A former Aucklander has been sentenced in the Alexandra District Court to more than three years in prison for attempting to evade nearly $1.1 million in PAYE, GST and income tax.

Rupert Faimoa-Magele, 49, was sentenced in the Alexandra District Court last week on 47 charges of tax evasion or attempted tax evasion while sole director and shareholder of security company Blade Group Ltd.

The company provided security services at hospitality venues in Auckland and for MIQ venues at three hotels in the city during the Covid pandemic.

In a statement, Inland Revenue said Faimoa-Magele evaded the assessment or payment of $1,077,548.23 payable for GST, employer deductions and income tax between 2018 and 2021, either by failing to file company tax returns or filing returns understating the tax payable.

The company was liquidated in March 2021.

At an earlier hearing, counsel Kieran Tohill said the defendant did not personally benefit from the offending because the money was transferred to an associate.

He worked as a security guard, and only benefited from the company through the wages he earned.

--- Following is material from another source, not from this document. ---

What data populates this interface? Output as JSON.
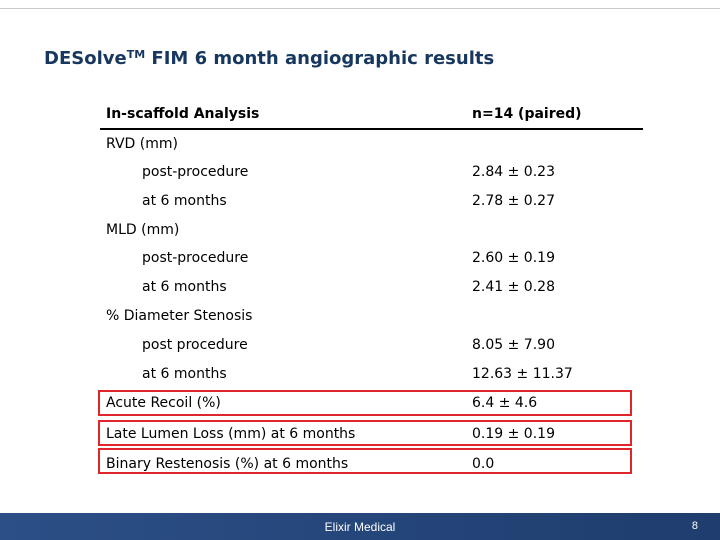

Faimoa-Magele was a ‘‘naive’’ man who had been convinced by the associate to set up the company, Mr Tohill said.

‘‘He received money into a bank account and passed it on.’’

In January, the defendant turned down a sentencing indication from Judge Michael Turner and denied the charges, but subsequently entered guilty pleas.

The charges were laid in Alexandra when the defendant was living in Cromwell, but he later moved to Timaru.

A promising rugby union and rugby league player in his youth, Faimoa-Magele served in the Royal New Zealand Navy for four years.

At last week’s sentencing, as a large group of the defendant’s family and friends watched from the public gallery, Judge Turner convicted the defendant and imposed a term of imprisonment of three years and one month.

Judge Turner did not order reparation because the defendant had no assets or income.

No plates

An itinerant man seen in Cromwell with a late model ute without plates told police he had bought it on Facebook.

Police visited Ian Tangirau Foreman, 33, unemployed, at a campground in the town last week after getting a call from a suspicious member of the public.

At first, Foreman claimed the 2023 Mitsubishi Triton ute, worth about $55,000, belonged to a relative, and his ‘‘aunty’’ was on her way from Dunedin to pick it up.

He then handed his phone to an officer, saying the aunty was on the line.

The woman said she and Foreman had bought the vehicle on Facebook, without rego plates, for $10,000.

However, they did not have a transfer of title or a receipt, and ‘‘couldn’t remember’’ the seller’s name.

Police inquiries showed the ute had been hired by one of Foreman’s relatives from a Gisborne vehicle rental company on July 27, then reported as stolen a week later.

Foreman then changed his story, saying he had bought the vehicle from an unknown man in Tawa, but refused to say more.

He was sentenced on charges of receiving the ute and three charges of theft: $40.75 of petrol from a BP station in Whangarei on March 10, $93.49 of petrol from a Z station in Auckland on June 8 and theft of clothing valued at $70 from The Warehouse Riccarton in Christchurch on June 15.

Judge Turner convicted Foreman and sentenced him to 15 months’ prison.

However, he gave him leave to apply for home detention if a suitable address could be found.

Foreman must also pay reparation of $204.24 to his theft victims.

The ‘‘aunty’’ who spoke to police on the phone, a 26-yearold from Central Otago, has also been charged with receiving.

Also sentenced by Judge Turner last week was.—

Simon Jack Atherton, 42, of Springvale, breaching home detention, April 19; possessing cannabis, April 20, one month’s prison.